Die Stadt setzt sich nach eigenen Angaben intensiv damit auseinander, wie dem Fachkräftemangel begegnet werden kann. Ein wichtiger Punkt ist die deutliche Ausweitung der Kapazitäten für die Ausbildung von Erzieherinnen und Erziehern durch eine Erweiterung des Berufskollegs in Ehrenfeld. Hierfür soll zeitnah ein neuer Teilstandort in einer Immobilie gebildet werden, für den eine Büroimmobilie gemietet werden soll.

Was kurzfristig helfen würde, wäre eine Verstetigung des sogenannten Alltagshelfer-Programms, fordert Verdi.
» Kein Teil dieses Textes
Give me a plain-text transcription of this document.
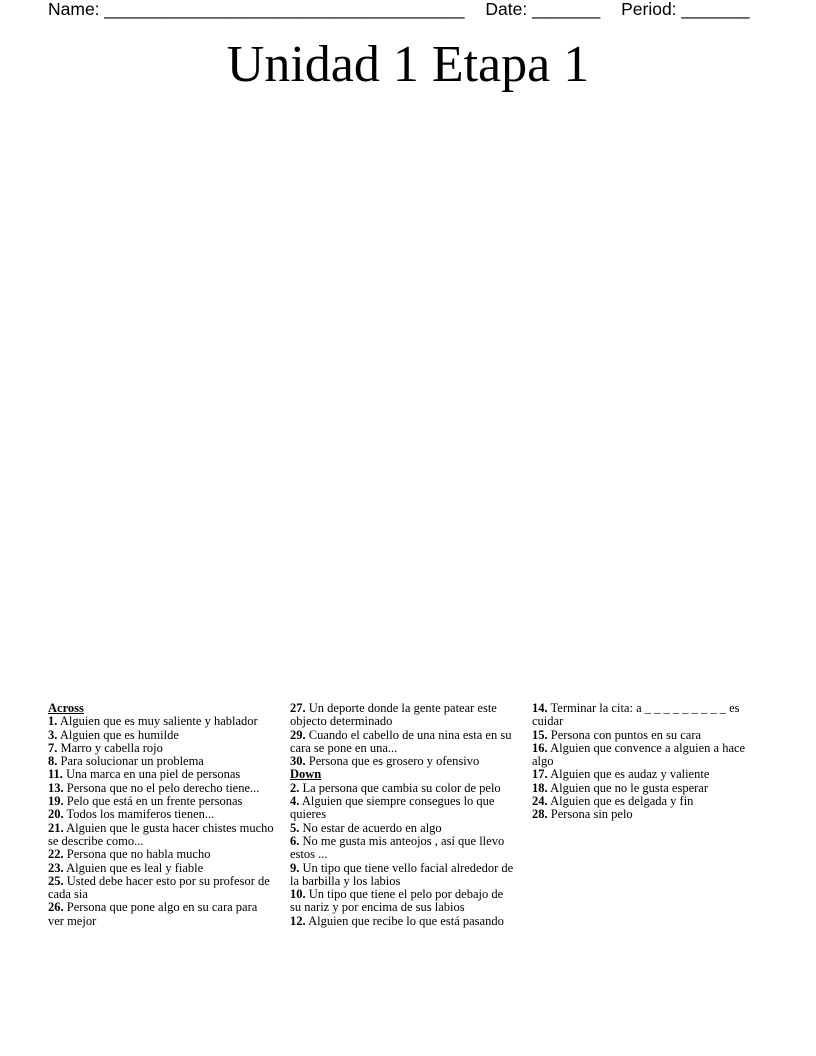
Name: _____________________________________ Date: _______ Period: _______
Unidad 1 Etapa 1
Across
1. Alguien que es muy saliente y hablador
3. Alguien que es humilde
7. Marro y cabella rojo
8. Para solucionar un problema
11. Una marca en una piel de personas
13. Persona que no el pelo derecho tiene...
19. Pelo que está en un frente personas
20. Todos los mamiferos tienen...
21. Alguien que le gusta hacer chistes mucho se describe como...
22. Persona que no habla mucho
23. Alguien que es leal y fiable
25. Usted debe hacer esto por su profesor de cada sia
26. Persona que pone algo en su cara para ver mejor
27. Un deporte donde la gente patear este objecto determinado
29. Cuando el cabello de una nina esta en su cara se pone en una...
30. Persona que es grosero y ofensivo
Down
2. La persona que cambia su color de pelo
4. Alguien que siempre consegues lo que quieres
5. No estar de acuerdo en algo
6. No me gusta mis anteojos , así que llevo estos ...
9. Un tipo que tiene vello facial alrededor de la barbilla y los labios
10. Un tipo que tiene el pelo por debajo de su nariz y por encima de sus labios
12. Alguien que recibe lo que está pasando
14. Terminar la cita: a _ _ _ _ _ _ _ _ _ es cuidar
15. Persona con puntos en su cara
16. Alguien que convence a alguien a hace algo
17. Alguien que es audaz y valiente
18. Alguien que no le gusta esperar
24. Alguien que es delgada y fin
28. Persona sin pelo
Derzeit können die Kitas zur Entlastung eine hauswirtschaftliche Kraft einstellen, die bei den nicht-pädagogischen Aufgaben wie Küchendienst, Einkauf oder Reinigung unterstützen soll. Das durch das Land NRW finanzierte Alltagshelfer-Programm läuft allerdings am 31. Juli aus.

Sollte das Land dieses Programm nicht verlängern, müsse Köln das in Eigenregie umsetzen fortsetzen, fordert Kita-Personalrat Bolg. Am 26. Mai wird der Jugendhilfeausschuss in einer Sondersitzung darüber beraten, wie die Stadt dem Mangel begegnen soll.